Meryl McMaster has garnered praise across Canada for her explorations of identity, representation, storytelling, and the environment through photographic self-portraiture.
An individual of Plains Cree and Euro-Canadian heritage, McMaster explores the dimensions of her own sense of identity, and the complex history of the photographic representation of Indigenous peoples. The three bodies of work in Confluence comprise arresting self-portraits that counter the stereotypical ways that Indigenous peoples have been, and sometimes still are, represented within a colonial framework, principally as objects rather than as subjects of the gaze.

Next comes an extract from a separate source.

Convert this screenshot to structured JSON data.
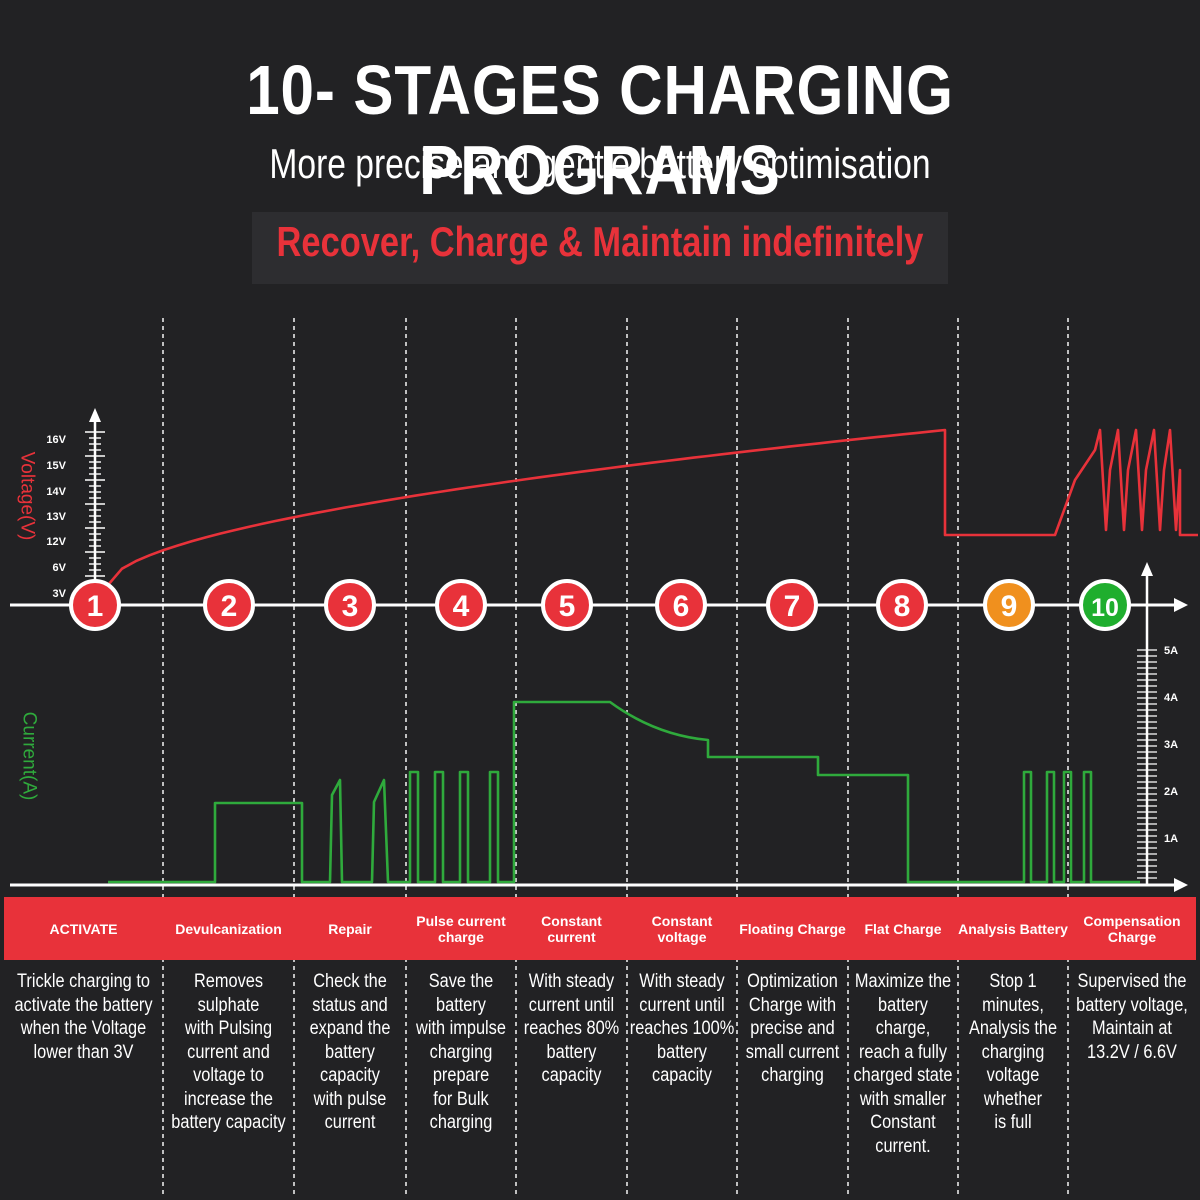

In her Ancestral series (2008-09), McMaster explores the legacy of Indigenous representation by projecting onto her own face, and that of her father’s, historic portraits of Indigenous individuals by such photographers as Edward Curtis and Will Soule, as well as by painter George Catlin. Challenging the enduring power of photography to define and fix identity, McMaster endeavours to “reclaim these images from the stereotypes and misrepresentations … and move them into a contemporary space.”
The interconnectedness between humans and the natural world is emphasized in McMaster’s In-Between Worlds (2010-13) and Wanderings (2015) series, which are set in winter landscapes, to otherworldly effect. McMaster transforms herself into a human-animal hybrid and other enigmatic figures – the cast of characters in Wanderings alludes to those one might meet on an epic quest, in the endeavor to find one’s way. In In-Between Worlds, McMaster explores an ambiguous space created by being simultaneously of and between cultural identities and histories, as well as the synergy created by her bicultural heritage.
In her photography, McMaster contemplates the limitations and possibilities of the self, examining ways in which personal identity is at once tethered to the past, to personal circumstances, and all that shapes who we are, yet can also be radically open to a world of boundless possibilities. Through her own transformations for the camera, she invites us to reimagine and project our own identities, with their histories and ties, into other spaces and stories.